Thanks for any advice.

Edit: I just re-read my post and in case of confusion, the 1.5mm height refers to the lowermost part of the L-bracket's base, below the 45 degree slope. That dimension is only 0.5mm on my Giotto's QR plates so they obviously fit with the Giotto's QR brackets perfectly.


----------



## AdamJ (Jul 28, 2012)

I found an Arca-Swiss cross-compatibility table (linked below) which shows which brands work with which. You would think Arca-Swiss compatibility would imply a standard set of dimensions but... evidently not. So if I want my Kirk L-plate to be properly secured, I have to replace my Arca-Swiss QR clamps with different Arca-Swiss QR clamps. Great.

http://www.afximages.com/stuff/arca-plates-xref.html


----------



## neuroanatomist (Jul 28, 2012)

Wimberley makes excellent clamps and there's a UK distributor (Bob Rigby). As long as there's a decent overlap of the bevel, the connection should be secure. Even Kirk plate+clamp or Wimberley plate+clamp don't overlap all the way into the corners of the dovetail.


----------



## Mt Spokane Photography (Jul 29, 2012)

I use Kirk Clamps and they have worked well with the various plates. I bought a few when Kirk was selling them for $20 on ebay, but the price has jumped up.


----------



## AdamJ (Jul 30, 2012)

Thanks to you both for your replies. I've since found an old thread on Fred Miranda addressing the very same issue. It seems as though Giotto's A-S clamps are known to have particularly shallow shoulders.

http://www.fredmiranda.com/forum/z/564313/0

Incidentally, Neuro, the degree of misfit is greater than my diagram suggests. It really is very marginal and if a leverage force were applied to the plate, I think it would only take a small yielding of the clamp's opening side to allow the plate to break free.

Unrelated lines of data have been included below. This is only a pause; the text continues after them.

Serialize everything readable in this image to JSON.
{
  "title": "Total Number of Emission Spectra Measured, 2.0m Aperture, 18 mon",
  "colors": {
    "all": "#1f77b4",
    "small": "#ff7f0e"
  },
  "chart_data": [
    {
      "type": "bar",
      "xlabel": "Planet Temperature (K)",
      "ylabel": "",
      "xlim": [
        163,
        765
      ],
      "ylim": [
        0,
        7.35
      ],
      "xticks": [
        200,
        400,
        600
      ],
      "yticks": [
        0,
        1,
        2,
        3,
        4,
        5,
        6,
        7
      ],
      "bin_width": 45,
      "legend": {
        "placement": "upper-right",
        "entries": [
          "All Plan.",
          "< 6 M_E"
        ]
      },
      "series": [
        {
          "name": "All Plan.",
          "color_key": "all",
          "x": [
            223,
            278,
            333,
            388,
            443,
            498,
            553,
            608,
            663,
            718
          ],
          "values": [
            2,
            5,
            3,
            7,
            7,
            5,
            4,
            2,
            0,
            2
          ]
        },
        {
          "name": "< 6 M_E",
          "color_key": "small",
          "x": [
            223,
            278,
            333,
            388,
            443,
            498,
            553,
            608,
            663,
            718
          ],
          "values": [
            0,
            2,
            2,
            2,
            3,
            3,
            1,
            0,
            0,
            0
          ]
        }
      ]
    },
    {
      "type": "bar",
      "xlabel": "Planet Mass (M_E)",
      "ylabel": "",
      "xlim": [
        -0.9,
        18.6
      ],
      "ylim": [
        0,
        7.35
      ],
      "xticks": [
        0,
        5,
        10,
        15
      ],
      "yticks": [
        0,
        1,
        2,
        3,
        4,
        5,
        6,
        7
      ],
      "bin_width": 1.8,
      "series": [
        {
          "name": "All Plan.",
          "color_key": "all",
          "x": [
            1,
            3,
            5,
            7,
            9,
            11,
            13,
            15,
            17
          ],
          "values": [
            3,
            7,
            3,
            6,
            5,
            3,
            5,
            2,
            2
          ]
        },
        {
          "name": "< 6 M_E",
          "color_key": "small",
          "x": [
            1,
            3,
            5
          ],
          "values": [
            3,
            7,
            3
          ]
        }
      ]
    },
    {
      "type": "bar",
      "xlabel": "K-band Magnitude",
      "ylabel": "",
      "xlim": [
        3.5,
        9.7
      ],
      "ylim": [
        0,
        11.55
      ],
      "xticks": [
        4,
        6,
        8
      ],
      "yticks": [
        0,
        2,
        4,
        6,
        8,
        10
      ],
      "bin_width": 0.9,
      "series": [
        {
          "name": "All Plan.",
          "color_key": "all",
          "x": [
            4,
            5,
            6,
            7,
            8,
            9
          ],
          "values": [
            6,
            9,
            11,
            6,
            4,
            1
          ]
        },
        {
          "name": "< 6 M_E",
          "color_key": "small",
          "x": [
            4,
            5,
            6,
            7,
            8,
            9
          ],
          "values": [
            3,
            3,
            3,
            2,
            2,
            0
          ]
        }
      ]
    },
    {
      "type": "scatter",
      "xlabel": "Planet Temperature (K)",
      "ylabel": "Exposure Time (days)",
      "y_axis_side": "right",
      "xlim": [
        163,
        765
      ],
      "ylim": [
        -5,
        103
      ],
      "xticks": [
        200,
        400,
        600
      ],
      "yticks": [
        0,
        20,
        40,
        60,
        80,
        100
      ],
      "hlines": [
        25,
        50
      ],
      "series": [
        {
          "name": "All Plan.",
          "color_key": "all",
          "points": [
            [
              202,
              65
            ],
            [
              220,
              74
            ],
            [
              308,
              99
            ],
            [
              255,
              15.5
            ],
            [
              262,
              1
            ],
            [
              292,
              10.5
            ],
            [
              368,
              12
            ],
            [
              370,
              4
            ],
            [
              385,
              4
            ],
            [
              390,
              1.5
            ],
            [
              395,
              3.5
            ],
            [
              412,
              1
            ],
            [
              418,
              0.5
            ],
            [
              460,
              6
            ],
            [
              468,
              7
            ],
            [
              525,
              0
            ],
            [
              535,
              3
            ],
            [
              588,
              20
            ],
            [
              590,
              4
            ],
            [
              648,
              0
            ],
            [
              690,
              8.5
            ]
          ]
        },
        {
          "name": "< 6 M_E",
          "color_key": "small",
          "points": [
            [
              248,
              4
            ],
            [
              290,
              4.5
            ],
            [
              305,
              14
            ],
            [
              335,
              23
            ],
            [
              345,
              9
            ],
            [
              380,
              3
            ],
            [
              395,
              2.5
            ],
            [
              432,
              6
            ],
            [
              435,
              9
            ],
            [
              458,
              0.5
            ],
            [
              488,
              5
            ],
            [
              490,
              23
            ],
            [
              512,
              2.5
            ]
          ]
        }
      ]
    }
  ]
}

Kirk clamps would seem to be the natural solution, however the Wimberley C12 clamp is advertised as fitting the retaining lugs on the stems of, among others, Giotto's ball heads so I'll probably go with those. It's an expense I could do without but, you live and you learn.


----------



## neuroanatomist (Jul 30, 2012)

AdamJ said:


> ...the Wimberley C12 clamp is advertised as fitting the retaining lugs on the stems of, among others, Giotto's ball heads so I'll probably go with those. It's an expense I could do without but, you live and you learn.



Indeed. I started with the Manfrotto RC2 system before I 'learned'.  I have a couple of the Wimberley C-12 clamps and they work very well. I've used them with plates from Wimberley, RRS, and Kirk, all clamp in securely.


----------